You can test for this case using If where="key" Then …
.
When an index is assigned to the key, dim
will have a single item, a handle to that index. If in addition, the user clicks on a key item, the label for that item appears in coord
and the position of that item in the index appears in coordPos
. If the click was not on a key item, then the single item in <coord>coord is null and the single item in coordPos
is 0.
When a value is assigned to the key, ** TBD ***
Clicking on an axis title
You can test for this case using If where="axisTitle" Then …
.
Clicking in the axis label area
You can test for this case using If where="axisLabels" Then …
.
Clicking on the background
The background is any area outside of the plot area rectangle, outside of any key, and outside of the axis title or label areas.

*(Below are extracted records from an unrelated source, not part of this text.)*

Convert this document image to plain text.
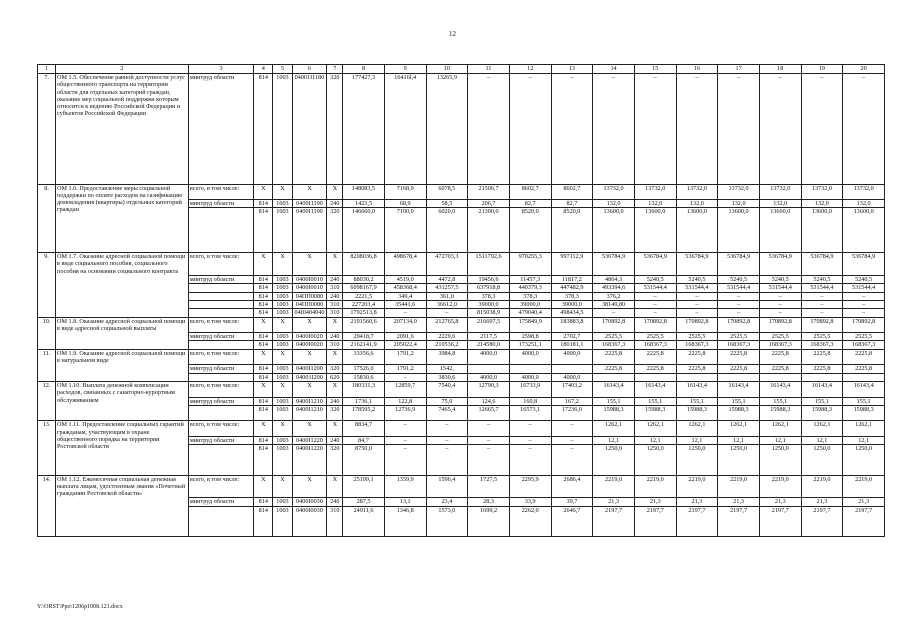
12
1	2	3	4	5	6	7	8	9	10	11	12	13	14	15	16	17	18	19	20
7.	ОМ 1.5. Обеспечение равной доступности услуг общественного транспорта на территории области для отдельных категорий граждан, оказание мер социальной поддержки которым относится к ведению Российской Федерации и субъектов Российской Федерации	минтруд области	814	1003	04001I1180	320	177427,3	16416l,4	13265,9	–	–	–	–	–	–	–	–	–	–

8.	ОМ 1.6. Предоставление меры социальной поддержки по оплате расходов на газификацию домовладения (квартиры) отдельных категорий граждан	всего, в том числе:	X	X	X	X	148083,5	7168,9	6078,5	21506,7	8602,7	8602,7	13732,0	13732,0	13732,0	13732,0	13732,0	13732,0	13732,0

		минтруд области	814	1003	0400I1190	240	1423,5	68,9	58,5	206,7	82,7	82,7	132,0	132,0	132,0	132,0	132,0	132,0	132,0

			814	1003	0400I1190	320	146660,0	7100,0	6020,0	21300,0	8520,0	8520,0	13600,0	13600,0	13600,0	13600,0	13600,0	13600,0	13600,0

9.	ОМ 1.7. Оказание адресной социальной помощи в виде социального пособия, социального пособия на основании социального контракта	всего, в том числе:	X	X	X	X	8208036,8	498678,4	472703,3	1511792,6	970255,3	997112,9	536784,9	536784,9	536784,9	536784,9	536784,9	536784,9	536784,9

		минтруд области	814	1003	0400I0010	240	88030,2	4519,0	4472,8	19456,6	11457,3	11817,2	4864,3	5240,5	5240,5	5240,5	5240,5	5240,5	5240,5

			814	1003	0400I0010	310	6098167,9	458368,4	431257,5	637918,8	440379,3	447482,9	493394,6	531544,4	531544,4	531544,4	531544,4	531544,4	531544,4

			814	1003	04ПП0080	240	2221,5	349,4	361,0	378,3	378,3	378,3	376,2	–	–	–	–	–	–

			814	1003	04ПП0080	310	227203,4	35441,6	36612,0	39000,0	39000,0	39000,0	38149,80	–	–	–	–	–	–

			814	1003	04I0404040	310	1792513,8	–	–	815038,9	479040,4	498434,5	–	–	–	–	–	–	–

10.	ОМ 1.8. Оказание адресной социальной помощи в виде адресной социальной выплаты	всего, в том числе:	X	X	X	X	2191560,6	207134,0	212765,8	216697,5	175849,9	183883,8	170892,8	170892,8	170892,8	170892,8	170892,8	170892,8	170892,8

		минтруд области	814	1003	0400I0020	240	29418,7	2091,6	2229,6	2117,5	2598,8	2702,7	2525,5	2525,5	2525,5	2525,5	2525,5	2525,5	2525,5

			814	1003	0400I0020	310	2162141,9	205022,4	210536,2	214580,0	173251,1	180181,1	168367,3	168367,3	168367,3	168367,3	168367,3	168367,3	168367,3

11.	ОМ 1.9. Оказание адресной социальной помощи в натуральном виде	всего, в том числе:	X	X	X	X	33356,6	1791,2	3984,8	4000,0	4000,0	4000,0	2225,8	2225,8	2225,8	2225,8	2225,8	2225,8	2225,8

		минтруд области	814	1003	0400I1200	320	17526,0	1791,2	1542,				2225,8	2225,8	2225,8	2225,8	2225,8	2225,8	2225,8

			814	1003	04001I200	620	15830,6	–	3830,6	4000,0	4000,0	4000,0							

12.	ОМ 1.10. Выплата денежной компенсации расходов, связанных с санаторно-курортным обслуживанием	всего, в том числе:	X	X	X	X	180331,3	12859,7	7540,4	12790,3	16733,9	17403,2	16143,4	16143,4	16143,4	16143,4	16143,4	16143,4	16143,4

		минтруд области	814	1003	0400I1210	240	1736,1	122,8	75,0	124,6	160,8	167,2	155,1	155,1	155,1	155,1	155,1	155,1	155,1

			814	1003	0400I1210	320	178595,2	12736,9	7465,4	12665,7	16573,1	17236,0	15988,3	15988,3	15988,3	15988,3	15988,3	15988,3	15988,3

13.	ОМ 1.11. Предоставление социальных гарантий гражданам, участвующим в охране общественного порядка на территории Ростовской области	всего, в том числе:	X	X	X	X	8834,7	–	–	–	–	–	1262,1	1262,1	1262,1	1262,1	1262,1	1262,1	1262,1

		минтруд области	814	1003	0400I1220	240	84,7	–	–	–	–	–	12,1	12,1	12,1	12,1	12,1	12,1	12,1

			814	1003	0400I1220	320	8750,0	–	–	–	–	–	1250,0	1250,0	1250,0	1250,0	1250,0	1250,0	1250,0

14.	ОМ 1.12. Ежемесячная социальная денежная выплата лицам, удостоенным звания «Почетный гражданин Ростовской области»	всего, в том числе:	X	X	X	X	25199,1	1359,9	1596,4	1727,5	2295,9	2686,4	2219,0	2219,0	2219,0	2219,0	2219,0	2219,0	2219,0

		минтруд области	814	1003	0400I0030	240	287,5	13,1	23,4	28,3	33,9	39,7	21,3	21,3	21,3	21,3	21,3	21,3	21,3

			814	1003	0400I0030	310	24911,6	1346,8	1573,0	1699,2	2262,0	2646,7	2197,7	2197,7	2197,7	2197,7	2197,7	2197,7	2197,7
Y:\ORST\Ppo\1206p1008.121.docx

You can test for this case using If where="background" Then …
.
The locals dim
, coord
and coordPos
are null.
Changing data balloon text
Side-effects
Your expression will generally be useful due to side-effects, such as:
- Setting a user input, thus allowing the user to select a value by clicking on the graph
- Writing something to a file (again, what is written can be selected by what is clicked)
- Providing additional information in a message box.
Some other possibilities that are not currently possible (or at least not easily), listed here as enhancement ideas:
- Changing the graph pivot, thus "zooming" into a particular dimension.
- Customizing the text that appears in a data point balloon.